The new owner of a grocery store in Washington, D.C.’s Mount Pleasant neighborhood renamed it soon after it was purchased, calling it Bestworld. Then he reconfigured the store’s product mix to fit the neighborhood’s changing demographics, adding gourmet chips and high-end beers, and Asian items like wasabi peas and dried seaweed.
But according to a Washington Post story, Suk Pak, who is South Korean, says there was one aisle he kept as is — the one that featured Goya products, with, cans, boxes, bottles and jars of every imaginable bean, grain, sauce, juice and spice. He relies on the Goya salesperson to tell him what he needs to fill the section.

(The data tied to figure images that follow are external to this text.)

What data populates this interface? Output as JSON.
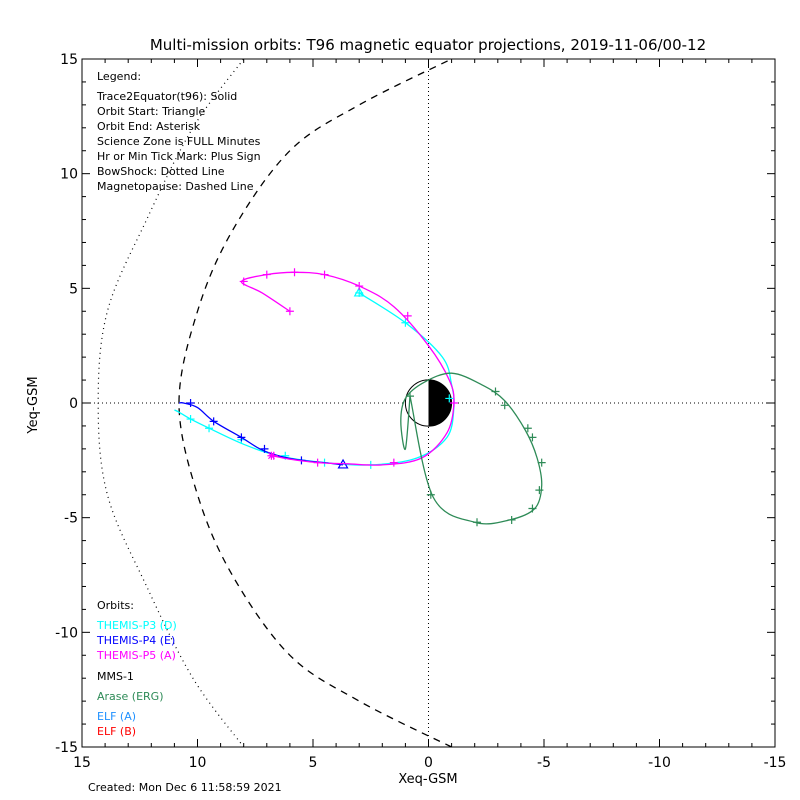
{
  "chart_data": {
    "type": "line",
    "title": "Multi-mission orbits: T96 magnetic equator projections, 2019-11-06/00-12",
    "xlabel": "Xeq-GSM",
    "ylabel": "Yeq-GSM",
    "xlim": [
      15,
      -15
    ],
    "ylim": [
      15,
      -15
    ],
    "x_ticks": [
      "15",
      "10",
      "5",
      "0",
      "-5",
      "-10",
      "-15"
    ],
    "y_ticks": [
      "-15",
      "-10",
      "-5",
      "0",
      "5",
      "10",
      "15"
    ],
    "legend": {
      "heading": "Legend:",
      "lines": [
        "Trace2Equator(t96): Solid",
        "Orbit Start: Triangle",
        "Orbit End: Asterisk",
        "Science Zone is FULL Minutes",
        "Hr or Min Tick Mark: Plus Sign",
        "BowShock: Dotted Line",
        "Magnetopause: Dashed Line"
      ]
    },
    "orbits_heading": "Orbits:",
    "orbits_legend": [
      {
        "label": "THEMIS-P3 (D)",
        "color": "#00ffff"
      },
      {
        "label": "THEMIS-P4 (E)",
        "color": "#0000ff"
      },
      {
        "label": "THEMIS-P5 (A)",
        "color": "#ff00ff"
      },
      {
        "label": "MMS-1",
        "color": "#000000"
      },
      {
        "label": "Arase (ERG)",
        "color": "#2e8b57"
      },
      {
        "label": "ELF (A)",
        "color": "#1e90ff"
      },
      {
        "label": "ELF (B)",
        "color": "#ff0000"
      }
    ],
    "footer": "Created: Mon Dec  6 11:58:59 2021",
    "magnetopause": {
      "style": "dashed",
      "x": [
        -1,
        3,
        6,
        8.5,
        10,
        10.8,
        10,
        8.5,
        6,
        3,
        -1
      ],
      "y": [
        -15,
        -13,
        -11,
        -7.5,
        -4,
        0,
        4,
        7.5,
        11,
        13,
        15
      ]
    },
    "bow_shock": {
      "style": "dotted",
      "x": [
        8,
        10.2,
        12.2,
        13.9,
        14.3,
        13.9,
        12.2,
        10.2,
        8
      ],
      "y": [
        -15,
        -12,
        -8,
        -4,
        0,
        4,
        8,
        12,
        15
      ]
    },
    "series": [
      {
        "name": "THEMIS-P3 (D)",
        "color": "#00ffff",
        "x": [
          3.0,
          1.0,
          -0.6,
          -1.0,
          -1.1,
          -0.8,
          0.5,
          2.5,
          4.5,
          6.5,
          8.0,
          9.5,
          10.3,
          10.8,
          11.0
        ],
        "y": [
          4.8,
          3.5,
          2.0,
          0.8,
          -0.2,
          -1.5,
          -2.4,
          -2.7,
          -2.6,
          -2.3,
          -1.8,
          -1.1,
          -0.7,
          -0.4,
          -0.3
        ],
        "start": [
          3.0,
          4.8
        ],
        "ticks": [
          [
            3.0,
            4.8
          ],
          [
            1.0,
            3.5
          ],
          [
            -0.9,
            0.2
          ],
          [
            2.5,
            -2.7
          ],
          [
            4.5,
            -2.6
          ],
          [
            6.2,
            -2.3
          ],
          [
            8.1,
            -1.6
          ],
          [
            9.5,
            -1.1
          ],
          [
            10.3,
            -0.7
          ]
        ]
      },
      {
        "name": "THEMIS-P4 (E)",
        "color": "#0000ff",
        "x": [
          3.7,
          4.5,
          5.5,
          6.5,
          7.3,
          8.1,
          9.3,
          10.0,
          10.6,
          10.8
        ],
        "y": [
          -2.7,
          -2.6,
          -2.5,
          -2.3,
          -2.0,
          -1.5,
          -0.8,
          -0.2,
          0.0,
          0.0
        ],
        "start": [
          3.7,
          -2.7
        ],
        "ticks": [
          [
            5.5,
            -2.5
          ],
          [
            7.1,
            -2.0
          ],
          [
            8.1,
            -1.5
          ],
          [
            9.3,
            -0.8
          ],
          [
            10.3,
            0.0
          ]
        ]
      },
      {
        "name": "THEMIS-P5 (A)",
        "color": "#ff00ff",
        "x": [
          6.0,
          7.2,
          8.1,
          7.0,
          5.8,
          4.5,
          3.0,
          1.5,
          0.0,
          -0.9,
          -1.1,
          -0.8,
          0.3,
          2.0,
          3.5,
          4.8,
          6.0,
          6.8
        ],
        "y": [
          4.0,
          4.8,
          5.3,
          5.6,
          5.7,
          5.6,
          5.1,
          4.2,
          2.5,
          1.0,
          0.0,
          -1.3,
          -2.4,
          -2.7,
          -2.65,
          -2.6,
          -2.45,
          -2.3
        ],
        "end": [
          6.8,
          -2.3
        ],
        "ticks": [
          [
            6.0,
            4.0
          ],
          [
            8.0,
            5.3
          ],
          [
            7.0,
            5.6
          ],
          [
            5.8,
            5.7
          ],
          [
            4.5,
            5.6
          ],
          [
            3.0,
            5.1
          ],
          [
            0.9,
            3.8
          ],
          [
            -1.1,
            0.0
          ],
          [
            1.5,
            -2.6
          ],
          [
            4.8,
            -2.6
          ],
          [
            6.7,
            -2.3
          ]
        ]
      },
      {
        "name": "Arase (ERG)",
        "color": "#2e8b57",
        "x": [
          0.8,
          -0.2,
          -2.0,
          -3.5,
          -4.6,
          -4.9,
          -4.7,
          -4.2,
          -3.3,
          -2.3,
          -1.0,
          0.2,
          1.0,
          1.2,
          1.0,
          0.8
        ],
        "y": [
          0.3,
          -4.1,
          -5.2,
          -5.1,
          -4.6,
          -3.6,
          -2.4,
          -1.2,
          0.1,
          0.8,
          1.3,
          0.9,
          0.2,
          -0.8,
          -2.0,
          0.3
        ],
        "ticks": [
          [
            0.8,
            0.3
          ],
          [
            -0.1,
            -4.0
          ],
          [
            -2.1,
            -5.2
          ],
          [
            -3.6,
            -5.1
          ],
          [
            -4.5,
            -4.6
          ],
          [
            -4.8,
            -3.8
          ],
          [
            -4.9,
            -2.6
          ],
          [
            -4.5,
            -1.5
          ],
          [
            -4.3,
            -1.1
          ],
          [
            -3.3,
            -0.1
          ],
          [
            -2.9,
            0.5
          ]
        ]
      }
    ],
    "earth": {
      "radius": 1.0
    }
  }
}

Goya is the largest Hispanic-owned food company in the United States and is striving to become a food company for all and is even moving into other cuisines, such as Indian and Chinese. It was founded 77 years ago by Spaniards who came to New York via Puerto Rico. Over the years, it has hired enough natives of Spanish-speaking countries to develop a flavor profile that’s decently close to the real thing and has marketed itself as a Hispanic-owned company.
Now, it’s the largest Hispanic-owned food company in the United States, with $1.3 billion in sales last year (still a long way behind market giants like General Mills, which brought in $16.7 billion in 2012).

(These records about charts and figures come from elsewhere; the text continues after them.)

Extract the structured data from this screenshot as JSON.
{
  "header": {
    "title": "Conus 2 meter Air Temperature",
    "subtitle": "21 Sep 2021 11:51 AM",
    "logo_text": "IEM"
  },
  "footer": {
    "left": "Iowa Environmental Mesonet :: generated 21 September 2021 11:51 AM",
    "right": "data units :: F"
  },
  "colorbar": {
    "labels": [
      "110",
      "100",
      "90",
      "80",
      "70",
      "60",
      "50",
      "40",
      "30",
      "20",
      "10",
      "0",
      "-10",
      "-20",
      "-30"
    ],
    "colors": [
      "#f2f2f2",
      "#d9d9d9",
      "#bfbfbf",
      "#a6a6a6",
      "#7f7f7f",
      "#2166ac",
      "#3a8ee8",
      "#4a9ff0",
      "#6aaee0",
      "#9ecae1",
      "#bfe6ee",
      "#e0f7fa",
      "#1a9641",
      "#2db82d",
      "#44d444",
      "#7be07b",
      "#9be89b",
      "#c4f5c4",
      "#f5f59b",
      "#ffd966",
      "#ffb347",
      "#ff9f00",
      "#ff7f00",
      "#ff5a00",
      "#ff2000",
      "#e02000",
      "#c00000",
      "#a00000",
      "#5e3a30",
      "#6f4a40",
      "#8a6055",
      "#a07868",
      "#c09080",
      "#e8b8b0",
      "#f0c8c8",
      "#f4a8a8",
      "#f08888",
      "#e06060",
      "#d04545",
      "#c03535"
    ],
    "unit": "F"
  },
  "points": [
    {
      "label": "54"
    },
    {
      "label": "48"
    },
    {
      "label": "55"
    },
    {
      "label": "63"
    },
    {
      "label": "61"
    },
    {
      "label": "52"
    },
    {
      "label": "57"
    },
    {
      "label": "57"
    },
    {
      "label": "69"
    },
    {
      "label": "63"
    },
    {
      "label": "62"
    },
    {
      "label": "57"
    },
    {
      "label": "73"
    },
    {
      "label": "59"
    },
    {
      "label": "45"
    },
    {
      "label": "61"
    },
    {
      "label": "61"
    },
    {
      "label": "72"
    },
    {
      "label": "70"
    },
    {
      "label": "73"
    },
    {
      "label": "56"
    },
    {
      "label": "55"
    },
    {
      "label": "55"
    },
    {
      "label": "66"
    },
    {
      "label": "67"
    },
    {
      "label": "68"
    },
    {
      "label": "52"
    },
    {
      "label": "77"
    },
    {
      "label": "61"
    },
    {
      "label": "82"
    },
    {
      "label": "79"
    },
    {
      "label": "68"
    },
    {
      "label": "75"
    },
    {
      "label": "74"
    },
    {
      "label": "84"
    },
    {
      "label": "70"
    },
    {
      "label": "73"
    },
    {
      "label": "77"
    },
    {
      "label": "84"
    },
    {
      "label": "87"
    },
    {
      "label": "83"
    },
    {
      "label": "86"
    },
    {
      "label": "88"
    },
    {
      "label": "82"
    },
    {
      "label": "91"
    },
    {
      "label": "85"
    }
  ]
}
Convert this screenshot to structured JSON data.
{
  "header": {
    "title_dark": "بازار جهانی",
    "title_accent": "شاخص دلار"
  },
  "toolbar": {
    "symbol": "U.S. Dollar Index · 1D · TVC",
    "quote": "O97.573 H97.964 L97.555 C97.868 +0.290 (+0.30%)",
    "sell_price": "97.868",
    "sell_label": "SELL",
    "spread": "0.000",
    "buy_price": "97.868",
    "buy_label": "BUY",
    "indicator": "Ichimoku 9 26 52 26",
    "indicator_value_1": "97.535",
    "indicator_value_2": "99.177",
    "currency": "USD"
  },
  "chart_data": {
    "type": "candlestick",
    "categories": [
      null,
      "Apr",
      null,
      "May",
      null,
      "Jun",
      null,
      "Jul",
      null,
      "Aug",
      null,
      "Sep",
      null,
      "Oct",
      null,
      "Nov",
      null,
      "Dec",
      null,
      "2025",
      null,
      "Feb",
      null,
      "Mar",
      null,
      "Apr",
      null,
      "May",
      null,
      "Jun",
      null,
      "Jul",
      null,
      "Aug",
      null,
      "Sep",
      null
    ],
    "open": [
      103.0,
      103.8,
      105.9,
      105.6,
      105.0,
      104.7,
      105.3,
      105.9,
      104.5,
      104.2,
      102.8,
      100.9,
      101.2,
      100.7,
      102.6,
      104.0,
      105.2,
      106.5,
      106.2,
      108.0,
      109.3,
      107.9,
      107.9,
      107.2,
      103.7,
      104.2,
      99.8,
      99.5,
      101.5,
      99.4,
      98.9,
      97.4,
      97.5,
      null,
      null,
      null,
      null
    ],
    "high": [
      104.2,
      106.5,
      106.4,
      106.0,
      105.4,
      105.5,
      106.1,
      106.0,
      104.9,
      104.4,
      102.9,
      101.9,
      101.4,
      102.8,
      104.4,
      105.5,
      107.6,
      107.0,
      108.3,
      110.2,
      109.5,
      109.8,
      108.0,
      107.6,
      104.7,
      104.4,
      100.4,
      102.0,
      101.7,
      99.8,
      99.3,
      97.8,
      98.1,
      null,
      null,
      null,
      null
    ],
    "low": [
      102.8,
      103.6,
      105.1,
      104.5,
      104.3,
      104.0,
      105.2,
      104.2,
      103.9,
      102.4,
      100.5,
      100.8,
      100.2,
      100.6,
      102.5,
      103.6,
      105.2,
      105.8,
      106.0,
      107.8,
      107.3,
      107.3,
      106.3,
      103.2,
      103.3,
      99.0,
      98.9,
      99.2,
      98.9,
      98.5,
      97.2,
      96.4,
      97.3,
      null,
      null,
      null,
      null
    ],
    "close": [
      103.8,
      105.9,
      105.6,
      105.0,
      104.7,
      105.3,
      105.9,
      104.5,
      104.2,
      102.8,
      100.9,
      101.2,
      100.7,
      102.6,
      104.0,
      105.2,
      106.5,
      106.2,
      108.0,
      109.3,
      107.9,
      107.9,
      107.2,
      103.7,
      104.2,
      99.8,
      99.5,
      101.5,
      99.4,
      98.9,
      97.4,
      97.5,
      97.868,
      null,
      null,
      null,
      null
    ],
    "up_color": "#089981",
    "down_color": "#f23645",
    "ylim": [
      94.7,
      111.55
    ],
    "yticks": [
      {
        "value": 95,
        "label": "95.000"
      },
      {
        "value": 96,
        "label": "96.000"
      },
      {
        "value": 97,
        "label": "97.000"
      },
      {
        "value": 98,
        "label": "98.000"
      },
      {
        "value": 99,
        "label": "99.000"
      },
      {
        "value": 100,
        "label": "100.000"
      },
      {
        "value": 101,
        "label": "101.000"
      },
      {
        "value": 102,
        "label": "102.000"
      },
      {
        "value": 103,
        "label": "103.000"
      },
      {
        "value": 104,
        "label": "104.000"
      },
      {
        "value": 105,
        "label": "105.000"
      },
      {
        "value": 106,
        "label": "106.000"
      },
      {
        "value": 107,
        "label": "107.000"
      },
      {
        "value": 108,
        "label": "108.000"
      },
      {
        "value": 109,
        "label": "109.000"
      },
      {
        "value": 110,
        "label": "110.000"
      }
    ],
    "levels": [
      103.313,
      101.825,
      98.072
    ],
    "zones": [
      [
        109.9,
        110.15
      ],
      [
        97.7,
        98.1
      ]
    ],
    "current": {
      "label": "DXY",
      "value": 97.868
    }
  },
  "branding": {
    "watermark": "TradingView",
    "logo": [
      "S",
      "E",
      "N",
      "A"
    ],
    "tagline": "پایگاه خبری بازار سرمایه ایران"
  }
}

Goya is now in nearly every corner bodega and medium-size independent grocery store. That enough seems to resonate with Pak, who says, “I’m not Latino. I don’t know what they eat.” But he realizes not only Hispanics will buy the Goya products, but all the neighborhood’s non-Hispanic residents will as well.

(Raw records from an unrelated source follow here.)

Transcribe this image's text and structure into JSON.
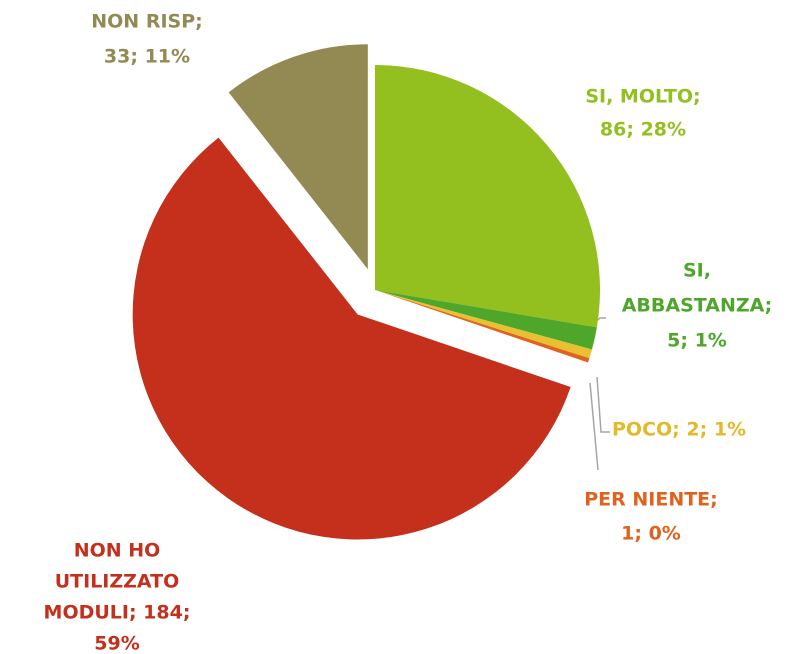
{
  "chart_data": {
    "type": "pie",
    "values": [
      86,
      5,
      2,
      1,
      184,
      33
    ],
    "value_labels": [
      [
        "SI, MOLTO;",
        "86; 28%"
      ],
      [
        "SI,",
        "ABBASTANZA;",
        "5; 1%"
      ],
      [
        "POCO; 2; 1%"
      ],
      [
        "PER NIENTE;",
        "1; 0%"
      ],
      [
        "NON HO",
        "UTILIZZATO",
        "MODULI; 184;",
        "59%"
      ],
      [
        "NON RISP;",
        "33; 11%"
      ]
    ],
    "colors": [
      "#93c01f",
      "#4ea72a",
      "#e8c031",
      "#e0621d",
      "#c4301c",
      "#938953"
    ],
    "label_colors": [
      "#93c01f",
      "#4ea72a",
      "#e3b92a",
      "#e0621d",
      "#c4301c",
      "#938953"
    ]
  }
}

“It’s a United Nations kind of label,” says Bob Gorland, a supermarket consultant at Matthew P. Casey & Associates. He regards Goya, more than any other brand, as a section unto itself, much like the kosher aisle or natural foods area. Now, as the “general market” becomes more interested in ethnic cuisines, Goya has positioned itself as the “authentic” option that you don’t have to rummage through ethnic markets to find. In other words, Goya is becoming mainstream. Which, commercially, is a pretty unbeatable approach.